Les mouvements entre les différents acteurs ont également été très nombreux. Altana a intégré quatre associés en provenance De Gaulle Fleurance & Associés. Parmi eux, Gilles Gaillard intervient en fusions-acquisitions, capital-investissement et restructurations, et Frédéric Manin est spécialisé en droit de la concurrence. De son côté, Reed Smith a intégré Guilain Hippolyte et Pierre-Louis Perin, deux anciens de King & Wood Mallesons. Gide a enregistré les départs de Jean-Marc Desaché et Pierre-Antoine Dubecq qui ont respectivement rejoint les équipes de Kramer Levin et Archers. François Mary, qui exerçait au sein de Latham & Watkins depuis 2006, a rejoint Taylor Wessing, tandis qu’Hervé de Kervasdoué, ancien cofondateur de Redlink, œuvre désormais au sein de BG2V. Enfin, STCPartners, qui a enregistré le départ de Stéphanie Roy, plutôt positionnée sur le secteur immobilier, a accueilli Patricia Emeriau. Cette ancienne de PwC Société d’Avocats intervient dans le cadre d’opérations de fusions-acquisitions sur des problématiques de gouvernance et de mise en place de plans d’achat ou de souscription d’actions.

Pour sa part, Brunswick Société d’Avocats a initié un développement régional avec l’ouverture d’un bureau à Bordeaux. Le cabinet a accueilli, à cette occasion, deux nouveaux associés : Pierre Gramage et Sébastien Péronne. Chargés de piloter cette nouvelle implantation, tous deux interviennent en droit des sociétés, capital-investissement et fusions-acquisitions. A noter également, dans les changements par rapport à l’année précédente, l’entrée dans le classement de Goodwin, dont le bureau parisien a été ouvert en juillet 2016 par les anciens de King & Wood Mallesons. Fortement implantée dans l’univers du private equity, l’équipe élargit progressivement sa clientèle aux industriels, en accompagnant notamment les participations des fonds lors de leurs acquisitions.

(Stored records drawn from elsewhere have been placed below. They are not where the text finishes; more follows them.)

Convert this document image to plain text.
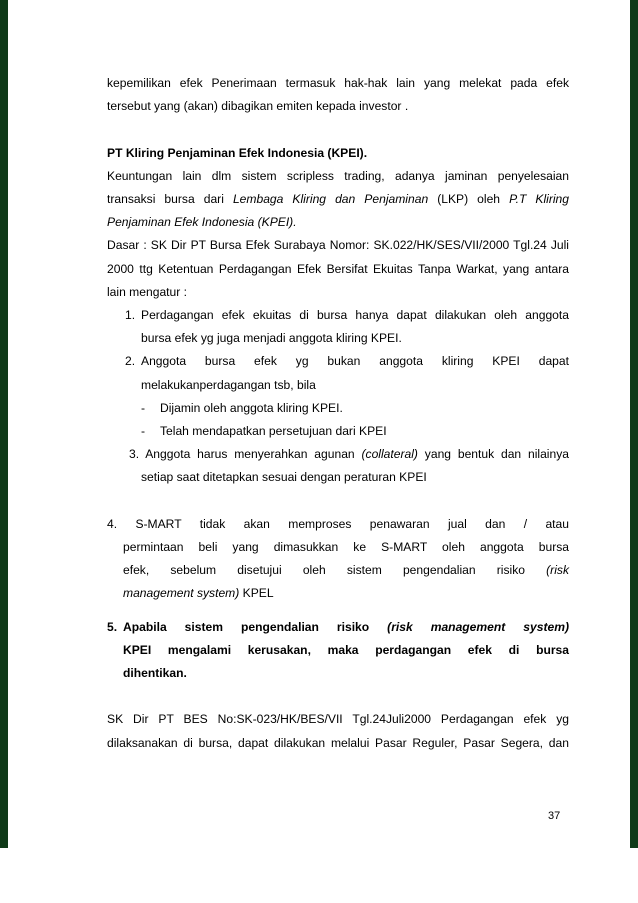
kepemilikan efek Penerimaan termasuk hak-hak lain yang melekat pada efek

tersebut yang (akan) dibagikan emiten kepada investor .

PT Kliring Penjaminan Efek Indonesia (KPEI).

Keuntungan lain dlm sistem scripless trading, adanya jaminan penyelesaian

transaksi bursa dari Lembaga Kliring dan Penjaminan (LKP) oleh P.T Kliring

Penjaminan Efek Indonesia (KPEI).

Dasar : SK Dir PT Bursa Efek Surabaya Nomor: SK.022/HK/SES/VII/2000 Tgl.24 Juli

2000 ttg Ketentuan Perdagangan Efek Bersifat Ekuitas Tanpa Warkat, yang antara

lain mengatur :

1. Perdagangan efek ekuitas di bursa hanya dapat dilakukan oleh anggota

bursa efek yg juga menjadi anggota kliring KPEI.

2. Anggota bursa efek yg bukan anggota kliring KPEI dapat

melakukanperdagangan tsb, bila

- Dijamin oleh anggota kliring KPEI.

- Telah mendapatkan persetujuan dari KPEI

3. Anggota harus menyerahkan agunan (collateral) yang bentuk dan nilainya

setiap saat ditetapkan sesuai dengan peraturan KPEI

4. S-MART tidak akan memproses penawaran jual dan / atau

permintaan beli yang dimasukkan ke S-MART oleh anggota bursa

efek, sebelum disetujui oleh sistem pengendalian risiko (risk

management system) KPEL

5. Apabila sistem pengendalian risiko (risk management system)

KPEI mengalami kerusakan, maka perdagangan efek di bursa

dihentikan.

SK Dir PT BES No:SK-023/HK/BES/VII Tgl.24Juli2000 Perdagangan efek yg

dilaksanakan di bursa, dapat dilakukan melalui Pasar Reguler, Pasar Segera, dan

37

Une approche transversale des dossiers

Sur ce marché small et mid cap, la concurrence reste toujours très forte entre les conseils. Parmi les cabinets particulièrement actifs, citons notamment DLA Piper ou Baker McKenzie, qui a par ailleurs accueilli au printemps Matthieu Grollemund (anciennement chez Dechert) pour codiriger la pratique avec Stéphane Davin. August Debouzy s’impose aussi sur de nombreux dossiers, et ce, sur une taille d’opérations de plus en plus large. L’un de ses clients témoigne : «C’est le meilleur cabinet avec lequel j’ai eu l’occasion de travailler. Les avocats font preuve de réactivité et de précision dans leurs réponses.» Le cabinet a par ailleurs renforcé ses équipes avec l’arrivée de Jérôme Brosset, actif en matière de droit boursier. Autre retour positif pour BCTG Avocats dont une entreprise souligne «l’excellent travail, la créativité, la réactivité et la disponibilité», ainsi que pour Veil Jourde reconnu pour sa capacité à «allier un sens business et un raisonnement juridique». Gate Avocats est quant à lui apprécié pour son «excellent rapport qualité/prix». Un client décrit la structure ainsi : «Il s’agit d’un cabinet jeune et dynamique, idéal pour des dossiers de taille petite ou moyenne.»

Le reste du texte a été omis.